Listening — really listening — makes the people in your life feel respected, taken seriously, and understood. Many of us in the modern world struggle with a sense of isolation or disconnection, often as a result of unfulfilling, surface-level interactions and relationships. We find ourselves listening only passively. This is when we wait for someone to speak, make an appropriate mumbling reaction — the real-life equivalent to WhatsApp’s blue ticks — but don’t really engage. Or we listen only to see how we can shoe-horn in our own point or anecdote. Both distance you from the other person. Neither is active listening.

Active listening is when you consciously and purposely try to engage and empathise with what the other person is saying. Here are a few tips to help you listen actively.

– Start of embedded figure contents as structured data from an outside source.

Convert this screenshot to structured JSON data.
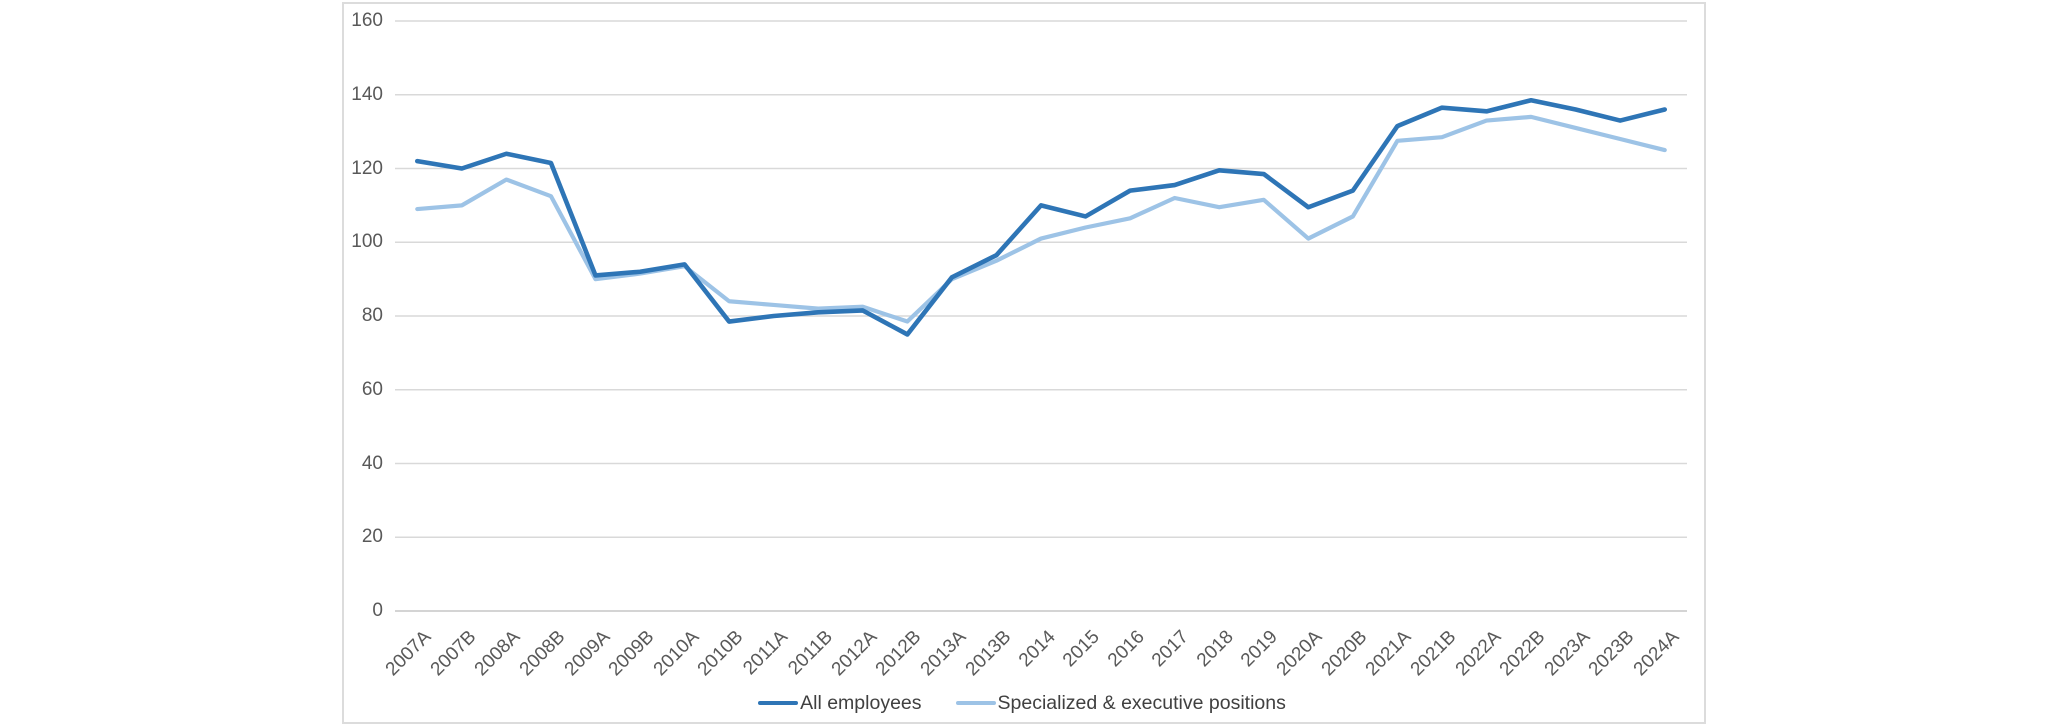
{
  "chart_data": {
    "type": "line",
    "title": "",
    "xlabel": "",
    "ylabel": "",
    "categories": [
      "2007A",
      "2007B",
      "2008A",
      "2008B",
      "2009A",
      "2009B",
      "2010A",
      "2010B",
      "2011A",
      "2011B",
      "2012A",
      "2012B",
      "2013A",
      "2013B",
      "2014",
      "2015",
      "2016",
      "2017",
      "2018",
      "2019",
      "2020A",
      "2020B",
      "2021A",
      "2021B",
      "2022A",
      "2022B",
      "2023A",
      "2023B",
      "2024A"
    ],
    "series": [
      {
        "name": "All employees",
        "color": "#2E75B6",
        "values": [
          122,
          120,
          124,
          121.5,
          91,
          92,
          94,
          78.5,
          80,
          81,
          81.5,
          75,
          90.5,
          96.5,
          110,
          107,
          114,
          115.5,
          119.5,
          118.5,
          109.5,
          114,
          131.5,
          136.5,
          135.5,
          138.5,
          136,
          133,
          136
        ]
      },
      {
        "name": "Specialized & executive positions",
        "color": "#9DC3E6",
        "values": [
          109,
          110,
          117,
          112.5,
          90,
          91.5,
          93.5,
          84,
          83,
          82,
          82.5,
          78.5,
          90,
          95,
          101,
          104,
          106.5,
          112,
          109.5,
          111.5,
          101,
          107,
          127.5,
          128.5,
          133,
          134,
          131,
          128,
          125
        ]
      }
    ],
    "ylim": [
      0,
      160
    ],
    "yticks": [
      0,
      20,
      40,
      60,
      80,
      100,
      120,
      140,
      160
    ],
    "grid": true,
    "gridline_color": "#D9D9D9",
    "axis_line_color": "#C6C6C6",
    "tick_label_color": "#595959",
    "legend_position": "bottom"
  }
}
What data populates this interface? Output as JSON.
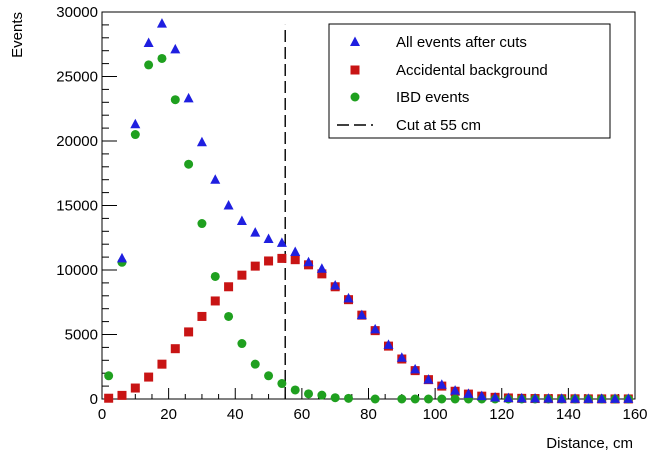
{
  "chart_data": {
    "type": "scatter",
    "xlabel": "Distance, cm",
    "ylabel": "Events",
    "xlim": [
      0,
      160
    ],
    "ylim": [
      0,
      30000
    ],
    "x_ticks": [
      0,
      20,
      40,
      60,
      80,
      100,
      120,
      140,
      160
    ],
    "y_ticks": [
      0,
      5000,
      10000,
      15000,
      20000,
      25000,
      30000
    ],
    "grid": false,
    "legend_position": "top-right",
    "series": [
      {
        "name": "All events after cuts",
        "marker": "triangle",
        "color": "#1f1fe0",
        "points": [
          [
            6,
            10900
          ],
          [
            10,
            21300
          ],
          [
            14,
            27600
          ],
          [
            18,
            29100
          ],
          [
            22,
            27100
          ],
          [
            26,
            23300
          ],
          [
            30,
            19900
          ],
          [
            34,
            17000
          ],
          [
            38,
            15000
          ],
          [
            42,
            13800
          ],
          [
            46,
            12900
          ],
          [
            50,
            12400
          ],
          [
            54,
            12100
          ],
          [
            58,
            11400
          ],
          [
            62,
            10600
          ],
          [
            66,
            10100
          ],
          [
            70,
            8800
          ],
          [
            74,
            7800
          ],
          [
            78,
            6500
          ],
          [
            82,
            5400
          ],
          [
            86,
            4200
          ],
          [
            90,
            3200
          ],
          [
            94,
            2300
          ],
          [
            98,
            1500
          ],
          [
            102,
            1100
          ],
          [
            106,
            650
          ],
          [
            110,
            400
          ],
          [
            114,
            220
          ],
          [
            118,
            120
          ],
          [
            122,
            70
          ],
          [
            126,
            50
          ],
          [
            130,
            40
          ],
          [
            134,
            30
          ],
          [
            138,
            20
          ],
          [
            142,
            15
          ],
          [
            146,
            10
          ],
          [
            150,
            10
          ],
          [
            154,
            5
          ],
          [
            158,
            5
          ]
        ]
      },
      {
        "name": "Accidental background",
        "marker": "square",
        "color": "#c81414",
        "points": [
          [
            2,
            60
          ],
          [
            6,
            280
          ],
          [
            10,
            850
          ],
          [
            14,
            1700
          ],
          [
            18,
            2700
          ],
          [
            22,
            3900
          ],
          [
            26,
            5200
          ],
          [
            30,
            6400
          ],
          [
            34,
            7600
          ],
          [
            38,
            8700
          ],
          [
            42,
            9600
          ],
          [
            46,
            10300
          ],
          [
            50,
            10700
          ],
          [
            54,
            10900
          ],
          [
            58,
            10800
          ],
          [
            62,
            10400
          ],
          [
            66,
            9700
          ],
          [
            70,
            8700
          ],
          [
            74,
            7700
          ],
          [
            78,
            6500
          ],
          [
            82,
            5300
          ],
          [
            86,
            4100
          ],
          [
            90,
            3100
          ],
          [
            94,
            2200
          ],
          [
            98,
            1500
          ],
          [
            102,
            1000
          ],
          [
            106,
            600
          ],
          [
            110,
            380
          ],
          [
            114,
            220
          ],
          [
            118,
            130
          ],
          [
            122,
            80
          ],
          [
            126,
            50
          ],
          [
            130,
            35
          ],
          [
            134,
            25
          ],
          [
            138,
            20
          ],
          [
            142,
            15
          ],
          [
            146,
            10
          ],
          [
            150,
            8
          ],
          [
            154,
            5
          ],
          [
            158,
            5
          ]
        ]
      },
      {
        "name": "IBD events",
        "marker": "circle",
        "color": "#1fa01f",
        "points": [
          [
            2,
            1800
          ],
          [
            6,
            10600
          ],
          [
            10,
            20500
          ],
          [
            14,
            25900
          ],
          [
            18,
            26400
          ],
          [
            22,
            23200
          ],
          [
            26,
            18200
          ],
          [
            30,
            13600
          ],
          [
            34,
            9500
          ],
          [
            38,
            6400
          ],
          [
            42,
            4300
          ],
          [
            46,
            2700
          ],
          [
            50,
            1800
          ],
          [
            54,
            1200
          ],
          [
            58,
            700
          ],
          [
            62,
            400
          ],
          [
            66,
            300
          ],
          [
            70,
            100
          ],
          [
            74,
            50
          ],
          [
            82,
            0
          ],
          [
            90,
            0
          ],
          [
            94,
            0
          ],
          [
            98,
            0
          ],
          [
            102,
            0
          ],
          [
            106,
            0
          ],
          [
            110,
            0
          ],
          [
            114,
            0
          ],
          [
            118,
            0
          ],
          [
            122,
            0
          ],
          [
            126,
            0
          ],
          [
            130,
            0
          ],
          [
            134,
            0
          ],
          [
            138,
            0
          ],
          [
            142,
            0
          ],
          [
            146,
            0
          ],
          [
            150,
            0
          ],
          [
            154,
            0
          ],
          [
            158,
            0
          ]
        ]
      }
    ],
    "cut_line": {
      "name": "Cut at 55 cm",
      "x": 55,
      "y_top": 29000,
      "style": "dashed"
    }
  }
}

Try not to think about what to say next: you can’t rehearse and fully listen at the same time. Picture what the other person is saying in your head, either as an image or a diagram, to try and understand it better. Don’t feel the need to fill silences: count to three in your head before cutting in, as the other person might be trying to articulate something tricky, and people usually open up more when given enough space. Check you’ve understood by paraphrasing what they’ve said back to them. And don’t feel pressured to offer a pep talk or a solution: just sit with any emotions that arise.